Born: 1547, United Kingdom
Died: 26 October 1613
Country most active: United Kingdom
Also known as: Alice Wilkes
The following is excerpted from the Dictionary of National Biography, originally published between 1885 and 1900, by Smith, Elder & Co. It was written by Joseph Hirst Lupton.
OWEN, ALICE (d. 1613), philanthropist, and wife of Thomas Owen (d. 1598) [q. v.], the judge, was daughter of Thomas Wilkes, a landowner, of Islington, near London. His name occurs in a deed, dated 3 Nov. 1556, as tenant or occupier of a field within the manor of Barnsbury (Tomlins, Perambulation of Islington, p. 148 n.; Keepe, Monumenta Westmonasteriensia, 1683, p. 197). In her childhood, when in the fields at Islington, ‘sporting with other children,’ she had a narrow escape of being killed by an arrow, shot by some unskilful archer, which ‘pierced quite thorow the hat on her head.’ For this providential escape she recorded her gratitude in later life by the erection of a school and almshouses on the spot. The story appeared in this form within five years of her death, in the second edition of Stow’s ‘Survay,’ published in 1618. Later on it received many embellishments.
Alice Wilkes was three times married : (1) to Henry Robinson, a member of the Brewers’ Company, by whom she had six sons and five daughters ; (2) to William Elkin, an alderman of London, by whom she had one daughter, Ursula, married to Sir Roger Owen of Condover, Shropshire ; (3) to the judge Thomas Owen. It is as the widow of Mr. Justice Owen that she is often styled Dame Alice Owen, or even Lady Owen ; but Owen was never knighted (Neale and Brayley, History and Antiquities, &c, ii. 246).
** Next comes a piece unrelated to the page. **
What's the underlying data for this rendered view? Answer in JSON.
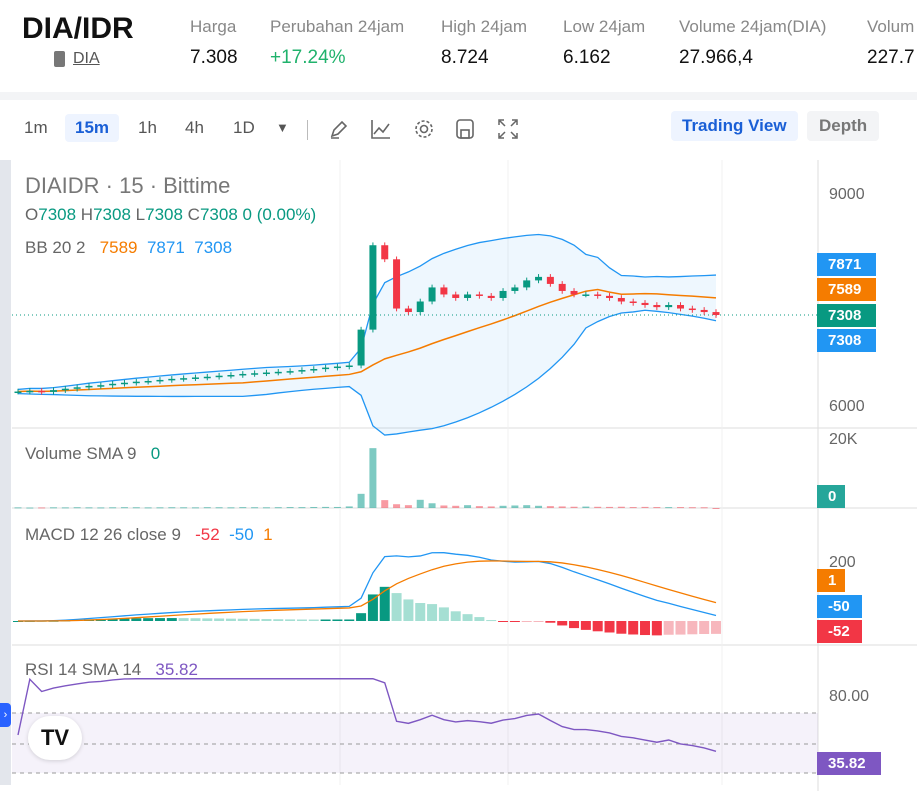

By the death of her third husband, 21 Dec. 1598, Mistress Owen was left free to carry out her long-cherished plans. On 6 June 1608 she obtained license to purchase at Islington and Clerkenwell eleven acres of ground, whereon to erect a hospital for ten poor widows, and to vest the same and other lands, to the value of 40l. a year, in the Brewers’ Company (Cal. State Papers, Dom. Ser. 1603–10, p. 438). The site had previously been known as the ‘Ermytage’ field. Here she erected a school, free chapel, and almshouses, on the east side of St. John Street Road, which stood till 1841. In one of the gables three iron arrows were fixed, as a memorial of the event above described (Lewis, History of St. Mary, Islington, p. 418 ; Gent. Mag. vol. lxxxii. pt. ii. p. 130). By indentures dated in 1609, she gave to the Brewers’ Company a yearly rent-charge of 25l., in support of her almshouses. On 20 Sept. 1613 she made rules and orders for her new school. She had previously, by her will, dated 10 June 1613, directed the purchase of land to the amount of 20l. a year for the maintenance of its master (Report of the . . . Livery Companies’ Commission, 1884, v. 33). She made many other bequests, especially to Christ’s Hospital and the two universities of Oxford and Cambridge (cf. Stow, Survay, ed. 1618, p. 212).
Alice Owen died 26 Oct. 1613, and was buried in the parish church of St. Mary, Islington, where a monument preserved her effigy and those of her children (Cole MSS. vol. xi. f. 175) till 1751, when, on the pulling down of the old fabric, part of the monument was removed to the school, and a fresh one erected to her memory in the new church (Nelson, History of Islington, p. 320).
By 1830 the value of the trust estates in Islington and Clerkenwell had grown to 900l. a year (Report, ubi supra). In 1841 the school and almshouses were rebuilt, at a cost of about 6,000l., on a new site in Owen Street, Islington, a little distance from the old (Literary World, 11 Jan. 1840). On 14 Aug. 1878 a new scheme obtained the royal assent, by which the school of Alice Owen was expanded into two—one for about three hundred boys, and the other for the like number of girls (City Press, 18 Sept. 1875 ; Livery Companies’ Commission Report, v. 38).